[ToC]

 

ON THE EXILE OF MY THROATS

Alexis Orgera

Today we are sad—go figure—
like little enjambments we cry
for our lost intimacies. There's never
just one. They're fat rodents
skittering in the bamboo.
We are bullshark pissed at the losing,
we're creatures of mighty hallucinations,
of habit, of mostly latent risk.
I see my mate in the bed with me,
but in this nightmare of lost verity
he is a car length away.
His face morphs from full plate
to snake to so-small-it's-almost-gone.
What's the bitter pill I'm swallowing?
Little blue nervous-makers, tiny blenders
of burn. A reminder
that boiling isn't always the answer.
Richard Simmons taught me
to sauté when I was three. But then
I forgot and started boiling things
for their broths, and look what I got:
soggy, lecherous, makeshift eats.
A boiled onion is only a fraction.
A boiled grackle, a millimeter.
But that's so many years ago—
before words stuck
in my thirty throats weaving tender
tendrils from their vowels. Today
is another story altogether.
Today we are sad, me and my throats.
We wake up that way
after certain events we can't name.
I hear my throats cawing
through the window—I locked them out,
one thing leading to another
around midnight. They are meaner
than rooks, uglier than magpies.
My throats are a folktale
always throwing
their eyes into treetops
or spelling my thoughts inside out.

 

 

 

__

"On the Exile of My Throats"” germinated in cliché: I was about to turn thirty and things started to crack.
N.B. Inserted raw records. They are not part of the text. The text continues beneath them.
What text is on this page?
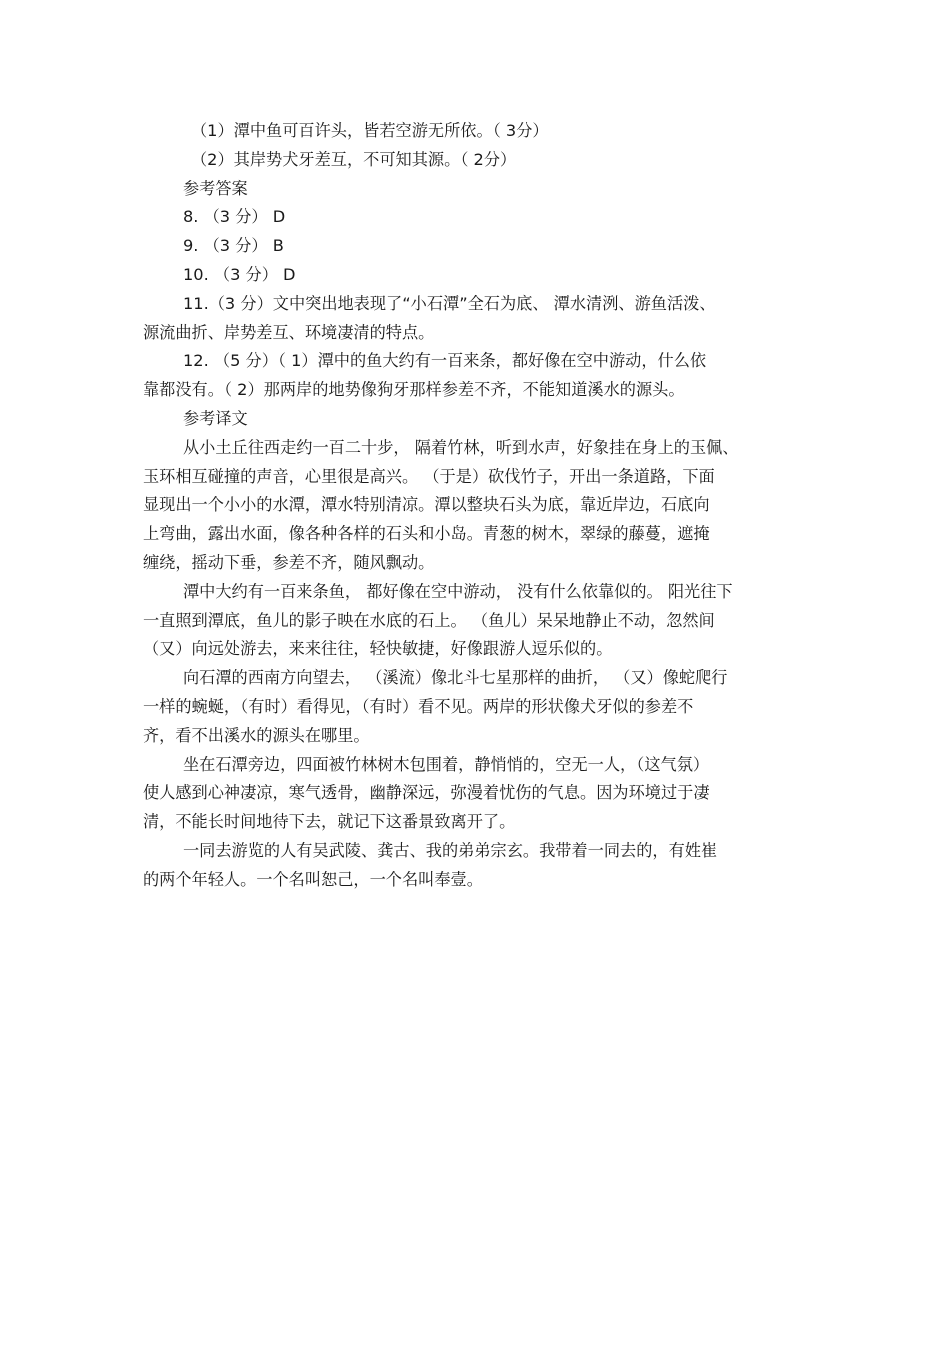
（1）潭中鱼可百许头，皆若空游无所依。（ 3分）
（2）其岸势犬牙差互，不可知其源。（ 2分）
参考答案
8. （3 分） D
9. （3 分） B
10. （3 分） D
11.（3 分）文中突出地表现了“小石潭”全石为底、 潭水清洌、游鱼活泼、
源流曲折、岸势差互、环境凄清的特点。
12. （5 分）（ 1）潭中的鱼大约有一百来条，都好像在空中游动，什么依
靠都没有。（ 2）那两岸的地势像狗牙那样参差不齐，不能知道溪水的源头。
参考译文
从小土丘往西走约一百二十步， 隔着竹林，听到水声，好象挂在身上的玉佩、
玉环相互碰撞的声音，心里很是高兴。 （于是）砍伐竹子，开出一条道路，下面
显现出一个小小的水潭，潭水特别清凉。潭以整块石头为底，靠近岸边，石底向
上弯曲，露出水面，像各种各样的石头和小岛。青葱的树木，翠绿的藤蔓，遮掩
缠绕，摇动下垂，参差不齐，随风飘动。
潭中大约有一百来条鱼， 都好像在空中游动， 没有什么依靠似的。 阳光往下
一直照到潭底，鱼儿的影子映在水底的石上。 （鱼儿）呆呆地静止不动，忽然间
（又）向远处游去，来来往往，轻快敏捷，好像跟游人逗乐似的。
向石潭的西南方向望去， （溪流）像北斗七星那样的曲折， （又）像蛇爬行
一样的蜿蜒，（有时）看得见，（有时）看不见。两岸的形状像犬牙似的参差不
齐，看不出溪水的源头在哪里。
坐在石潭旁边，四面被竹林树木包围着，静悄悄的，空无一人，（这气氛）
使人感到心神凄凉，寒气透骨，幽静深远，弥漫着忧伤的气息。因为环境过于凄
清，不能长时间地待下去，就记下这番景致离开了。
一同去游览的人有吴武陵、龚古、我的弟弟宗玄。我带着一同去的，有姓崔
的两个年轻人。一个名叫恕己，一个名叫奉壹。
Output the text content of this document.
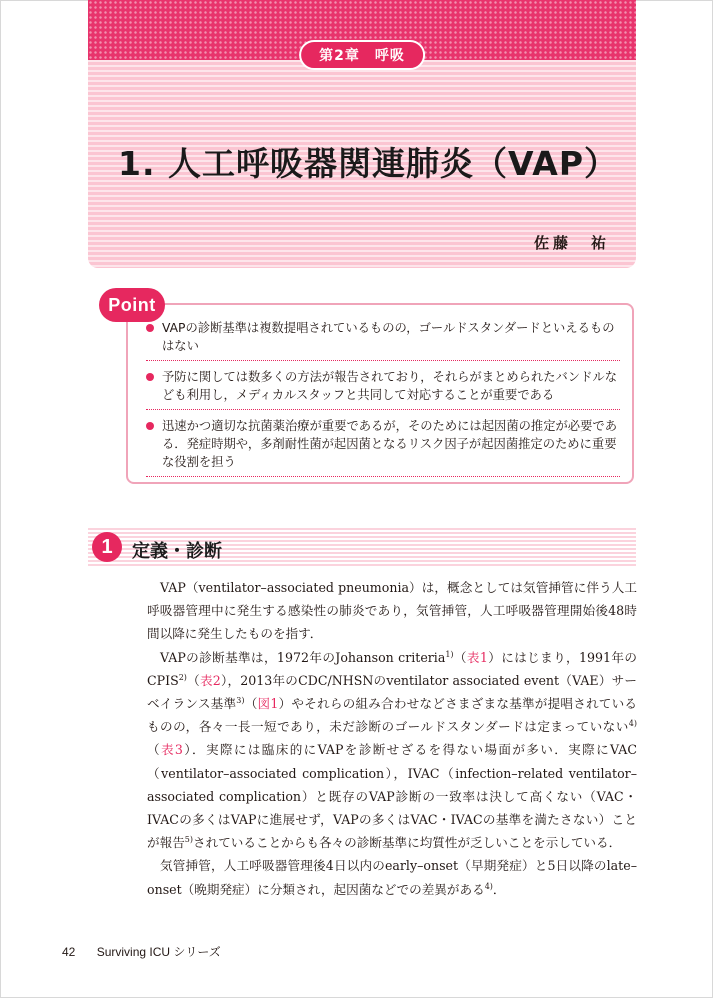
第2章　呼吸
1. 人工呼吸器関連肺炎（VAP）
佐藤　祐
VAPの診断基準は複数提唱されているものの，ゴールドスタンダードといえるものはない
予防に関しては数多くの方法が報告されており，それらがまとめられたバンドルなども利用し，メディカルスタッフと共同して対応することが重要である
迅速かつ適切な抗菌薬治療が重要であるが，そのためには起因菌の推定が必要である．発症時期や，多剤耐性菌が起因菌となるリスク因子が起因菌推定のために重要な役割を担う
Point
1	定義・診断

VAP（ventilator–associated pneumonia）は，概念としては気管挿管に伴う人工呼吸器管理中に発生する感染性の肺炎であり，気管挿管，人工呼吸器管理開始後48時間以降に発生したものを指す．

VAPの診断基準は，1972年のJohanson criteria$^{1)}$（表1）にはじまり，1991年のCPIS$^{2)}$（表2），2013年のCDC/NHSNのventilator associated event（VAE）サーベイランス基準$^{3)}$（図1）やそれらの組み合わせなどさまざまな基準が提唱されているものの，各々一長一短であり，未だ診断のゴールドスタンダードは定まっていない$^{4)}$（表3）．実際には臨床的にVAPを診断せざるを得ない場面が多い．実際にVAC（ventilator–associated complication），IVAC（infection–related ventilator–associated complication）と既存のVAP診断の一致率は決して高くない（VAC・IVACの多くはVAPに進展せず，VAPの多くはVAC・IVACの基準を満たさない）ことが報告$^{5)}$されていることからも各々の診断基準に均質性が乏しいことを示している．

気管挿管，人工呼吸器管理後4日以内のearly–onset（早期発症）と5日以降のlate–onset（晩期発症）に分類され，起因菌などでの差異がある$^{4)}$．

42 Surviving ICU シリーズ
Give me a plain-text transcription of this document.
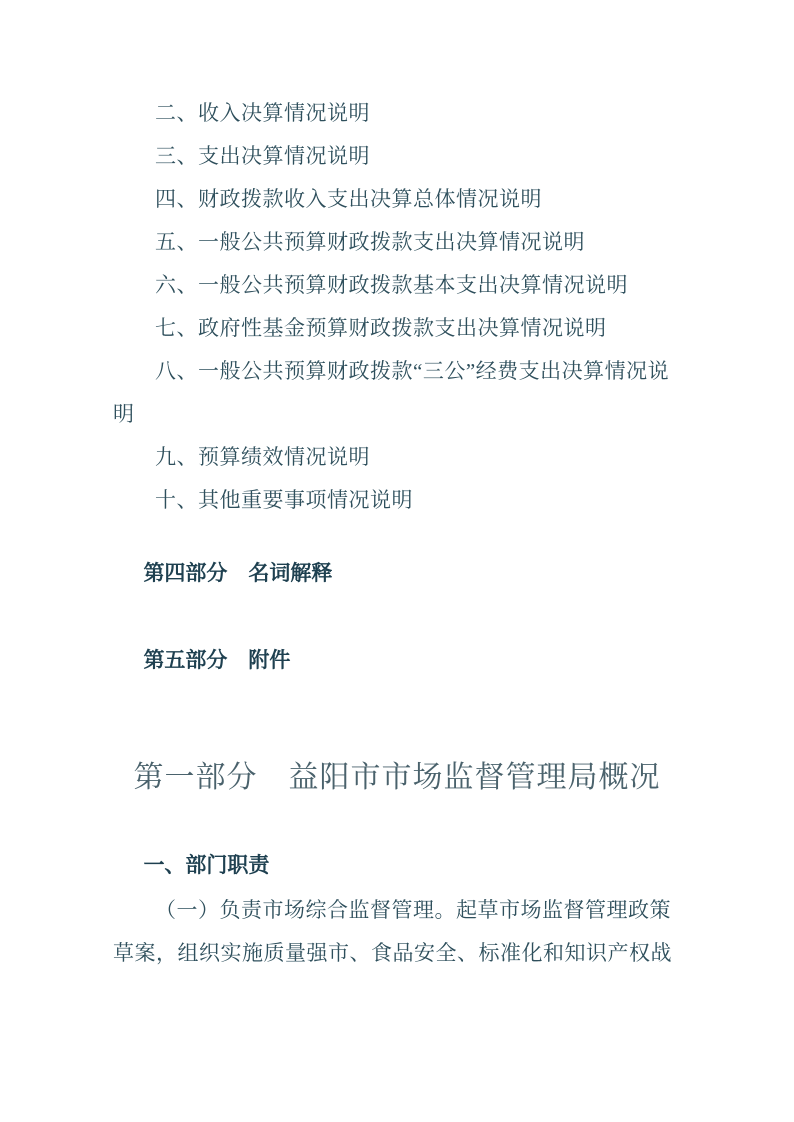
二、收入决算情况说明

三、支出决算情况说明

四、财政拨款收入支出决算总体情况说明

五、一般公共预算财政拨款支出决算情况说明

六、一般公共预算财政拨款基本支出决算情况说明

七、政府性基金预算财政拨款支出决算情况说明

八、一般公共预算财政拨款“三公”经费支出决算情况说

明

九、预算绩效情况说明

十、其他重要事项情况说明

第四部分　名词解释
第五部分　附件
第一部分　益阳市市场监督管理局概况
一、部门职责

（一）负责市场综合监督管理。起草市场监督管理政策

草案，组织实施质量强市、食品安全、标准化和知识产权战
Ho hum. But here's the real juice:

a. Richard Simmons really did teach me to sauté when I was three. Remember his combo exercise/cooking TV show? I practiced my skills one afternoon when no one was looking and might have burned down the house had Richard not been such a good teacher. I loved that man--so much so that on one occasion when I opened a McDonald's Happy Meal and found a plastic Chicken McNugget toy with curly hair and a sweat band, I was certain it was providence.

b. Trickster Makes This World is a good book, and the in the introduction Lewis Hyde talks about the story of Coyote throwing his eyes into a tree. I've morphed Coyote into crows into throats in my poem.